Les équipes de terrains, parlons-en. La plupart des coopératives citoyennes fonctionnent grâce à des équipes de bénévoles. Mais elles se professionnalisent au fur et à mesure de leur développement et, dès qu’elles le peuvent, elles engagent du personnel salarié. Quant à COCITER, il emploie actuellement six personnes, soit trois « équivalents temps plein » (ETP) et demi. Une structure encore modeste donc, mais qui s’étoffe d’année en année.

« Notre taille nous permet d’être proches et à l’écoute des clients, aime à souligner Mario Heukemes. Quand un client téléphone, ce n’est pas un robot qui l’accueille en lui demandant de taper 1 ou 2… C’est Fabienne ou Guido qui répondent et le dialogue est toujours chaleureux. Nous tenons à cette spécificité de fournisseur à taille humaine. Nos clients ne sont pas juste des « clients », ils participent avec nous au circuit court de l’électricité, nous sommes co-responsables de COCITER. Ça, c’est le cœur de notre projet coopératif : remettre le citoyen au centre de l’activité économique, lui redonner du pouvoir et de la responsabilité. »

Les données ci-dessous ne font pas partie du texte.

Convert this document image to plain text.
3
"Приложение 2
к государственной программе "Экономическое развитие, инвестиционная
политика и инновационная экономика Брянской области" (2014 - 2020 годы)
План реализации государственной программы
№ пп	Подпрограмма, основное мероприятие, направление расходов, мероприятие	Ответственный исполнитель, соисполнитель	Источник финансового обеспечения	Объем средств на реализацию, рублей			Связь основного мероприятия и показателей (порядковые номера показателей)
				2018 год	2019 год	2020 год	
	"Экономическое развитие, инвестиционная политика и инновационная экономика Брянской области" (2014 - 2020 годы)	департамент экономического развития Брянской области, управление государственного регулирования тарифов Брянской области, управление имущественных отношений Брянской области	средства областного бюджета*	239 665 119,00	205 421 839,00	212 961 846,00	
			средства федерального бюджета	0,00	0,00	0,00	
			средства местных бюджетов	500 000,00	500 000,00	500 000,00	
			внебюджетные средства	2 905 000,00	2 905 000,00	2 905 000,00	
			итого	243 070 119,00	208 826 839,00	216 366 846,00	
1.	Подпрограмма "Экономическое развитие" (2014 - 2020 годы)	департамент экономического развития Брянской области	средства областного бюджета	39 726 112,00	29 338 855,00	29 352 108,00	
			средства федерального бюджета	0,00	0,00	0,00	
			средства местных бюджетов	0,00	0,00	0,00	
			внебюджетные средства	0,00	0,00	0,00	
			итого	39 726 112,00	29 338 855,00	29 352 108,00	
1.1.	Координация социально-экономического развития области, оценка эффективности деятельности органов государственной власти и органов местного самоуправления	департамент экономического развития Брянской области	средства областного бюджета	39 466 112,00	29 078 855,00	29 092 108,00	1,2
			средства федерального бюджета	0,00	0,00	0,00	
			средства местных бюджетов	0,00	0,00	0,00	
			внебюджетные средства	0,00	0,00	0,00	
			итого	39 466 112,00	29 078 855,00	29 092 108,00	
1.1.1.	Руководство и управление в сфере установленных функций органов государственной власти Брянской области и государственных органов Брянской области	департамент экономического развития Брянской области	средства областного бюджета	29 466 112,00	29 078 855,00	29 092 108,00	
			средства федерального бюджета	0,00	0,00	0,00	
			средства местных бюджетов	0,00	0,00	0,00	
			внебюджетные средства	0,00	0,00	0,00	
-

Une gouvernance partagée et solidaire

COCITER est une coopérative rassemblant treize coopératives citoyennes wallonnes qui produisent de l’électricité verte. Ce sont donc les coopérateurs de ces coopératives qui sont propriétaires de leur fournisseur. Ce modèle économique permet de garantir un prix juste pour les clients. Quant à la gouvernance interne de COCITER, elle se veut participative.

« Chaque coopérative associée, explique Mario, participe aux décisions et aux orientations stratégiques de la société. Quelle que soit sa taille et l’avancement de ses projets de production, quel que soit son apport financier à la structure commune, chacune a la possibilité de participer aux discussions au sein des instances de décisions. Le principe d’organisation en cercles permet à celles et ceux qui le souhaitent de s’investir dans un ou plusieurs aspects de la gestion qui lui tiennent à cœur. C’est un modèle exigeant mais qui permet à tous les associés de trouver leur place dans le fonctionnement de la société. »

La crise du Covid-19 nous l’a rappelé, parfois douloureusement : notre modèle économique et social a trop longtemps négligé l’humain et le collectif. Deux valeurs qui fondent COCITER, fournisseur atypique, bien en phase donc avec la société résiliente dont nous avons besoin.